5677967 · August 5, 2025
AI-Generated Content: All content on this page was generated by AI to highlight key points from the meeting. For complete details and context, we recommend watching the full video. so we can fix them.

Summary

Anthony Burgess, capital project manager for Kitsap County Public Works's Sewer Utility, presented a two-part update to the county's sanitary sewer construction standards and said many technical requirements had not been comprehensively updated since the 1990s.

Anthony Burgess, capital project manager for Kitsap County's Sewer Utility Division, presented a two-part update to the county's sanitary sewer construction standards on Aug. 5, describing technical edits that staff say are overdue and a set of discretionary development-policy proposals that drew extensive commissioner and stakeholder questions. "Sewer has not had a comprehensive update to their standards in many, many years," Burgess said.
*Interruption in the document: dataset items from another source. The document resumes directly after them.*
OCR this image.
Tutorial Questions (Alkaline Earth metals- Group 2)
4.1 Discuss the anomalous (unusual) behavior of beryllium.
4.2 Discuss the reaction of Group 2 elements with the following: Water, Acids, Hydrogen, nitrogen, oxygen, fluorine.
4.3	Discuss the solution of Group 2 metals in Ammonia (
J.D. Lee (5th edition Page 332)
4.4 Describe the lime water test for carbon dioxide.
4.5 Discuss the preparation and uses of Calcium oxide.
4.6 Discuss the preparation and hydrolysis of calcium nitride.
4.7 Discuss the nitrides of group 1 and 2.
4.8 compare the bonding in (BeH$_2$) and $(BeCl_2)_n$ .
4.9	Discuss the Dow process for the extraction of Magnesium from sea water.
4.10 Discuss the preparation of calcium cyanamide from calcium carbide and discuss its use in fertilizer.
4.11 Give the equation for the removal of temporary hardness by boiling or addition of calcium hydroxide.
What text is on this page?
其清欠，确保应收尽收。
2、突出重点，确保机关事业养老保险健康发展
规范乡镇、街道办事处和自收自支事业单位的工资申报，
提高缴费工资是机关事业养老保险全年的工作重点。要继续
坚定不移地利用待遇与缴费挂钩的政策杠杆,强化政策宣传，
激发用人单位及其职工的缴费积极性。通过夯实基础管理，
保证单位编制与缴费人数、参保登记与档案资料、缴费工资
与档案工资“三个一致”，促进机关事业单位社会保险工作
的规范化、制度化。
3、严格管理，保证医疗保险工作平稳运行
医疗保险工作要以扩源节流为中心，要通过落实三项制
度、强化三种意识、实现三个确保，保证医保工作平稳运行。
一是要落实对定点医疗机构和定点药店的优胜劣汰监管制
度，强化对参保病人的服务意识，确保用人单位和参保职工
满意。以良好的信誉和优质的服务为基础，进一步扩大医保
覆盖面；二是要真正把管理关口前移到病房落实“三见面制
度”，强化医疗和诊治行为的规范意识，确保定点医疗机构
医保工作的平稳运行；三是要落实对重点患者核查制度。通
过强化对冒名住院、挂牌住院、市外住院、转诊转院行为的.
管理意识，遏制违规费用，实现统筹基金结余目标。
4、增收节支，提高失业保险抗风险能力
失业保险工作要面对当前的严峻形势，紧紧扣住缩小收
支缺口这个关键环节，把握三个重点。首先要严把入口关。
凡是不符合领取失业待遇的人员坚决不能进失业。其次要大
Burgess divided the rewrite into (1) means-and-methods technical updates intended to reflect current construction practice and safety, and (2) discretionary development policies that need public conversation. Immediate technical changes include banning pea-gravel ("pea gravel") trench backfill for pipe bedding and requiring a compacted, angular material; tightening TV-inspection tolerances (developers must repair any pipe "belly" exceeding 1/8 inch); and updating standard details and figures. Burgess said crews already are…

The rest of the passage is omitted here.